7. As far as the question of quantum of sentence in concerned,
it is worthwhile to note that the occurrence in this case pertains to
the year 1993. The petitioner was 35 years of age at that time
and at present he is 65 years old. The trial took more than 10
years in culmination and the appeal took further 6 years in
decision. Thereafter, this appeal is pending before this court for
last more than three decades. The right to speedy and
expeditious trial is one of the most valuable and cherished rights
guaranteed under the Constitution. The petitioner has already
suffered the agony of protracted trial, spanning over a period of
more than 30 years and has been in the corridors of the court for
this prolonged period. It was the first criminal case registered
against him. He has not been shown to be indulged in any other
criminal case except this one. He remained incarcerated for some
time during trial and after passing of the judgment in appeal. He
is living peacefully for last many decades as no report contrary to
that has been received by this court. The reformative theory of
punishment is in vogue in our country and it appears that the
petitioner has been reformed and no fruitful purpose would be
served by sending him to jail at this stage specially looking to his
old age. In view of the facts noted above, the case of the
petitioner deserves to be dealt with leniency. The petitioner also
deserves the benefit of the consistent view taken by this court in
this regard. Thus, guided by the judicial pronouncements made
[2023:RJ-JD:29874] (5 of 5) [CRLR-340/2001]

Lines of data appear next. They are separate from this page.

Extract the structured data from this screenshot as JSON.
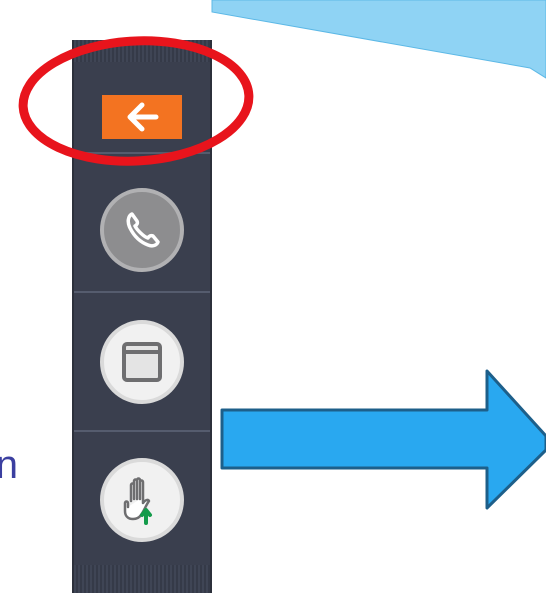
{
  "left_text": "n",
  "toolbar": {
    "buttons": [
      {
        "name": "back",
        "icon": "arrow-left-icon",
        "color": "#f37321"
      },
      {
        "name": "phone",
        "icon": "phone-icon"
      },
      {
        "name": "window",
        "icon": "window-icon"
      },
      {
        "name": "raise-hand",
        "icon": "raise-hand-icon"
      }
    ],
    "background": "#3a3f4e"
  },
  "annotations": {
    "highlight_color": "#e8141c",
    "arrow_color": "#29a8f0",
    "callout_color": "#8fd3f4"
  }
}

by the Hon'ble Supreme Court in the cases of Haripada Das Vs.
State of West Bangal reported in (1998) 9 SCC 678 and
Alister Anthony Pareira vs. State of Maharashtra reported in
2012 2 SCC 648 and considering the facts and circumstances of
the case, age of petitioner, his criminal antecedents, his status in
the society and the fact that he faced financial hardship and had
to go through mental agony, this court is of the view that ends of
justice would be met, if sentence imposed upon the petitioner for
each count is reduced to the one already undergone by him.
8. Accordingly, the judgment of conviction dated 30.05.1997
passed by learned Civil Judge-cum-Chief Judicial Magistrate, Jalore
in Criminal Original Case No.1/1994 as well as the judgment in
appeal dated 18.06.2001 passed by the learned Sessions Judge,
Jalore in Criminal Appeal No.44/1997 are affirmed but the
quantum of sentence awarded by the learned trial court for each
count, i.e. Section 408 of the IPC, is modified to the extent that
the sentence he has undergone till date would be sufficient and
justifiable to serve the interest of justice. However, he shall
deposit the fine amount, if has not been already deposited. The
petitioner is on bail. He need not surrender. His bail bonds are
discharged.
9. The revision petition is allowed in part. Pending applications,
if any, are disposed of.
10. Record be sent back to the trial court.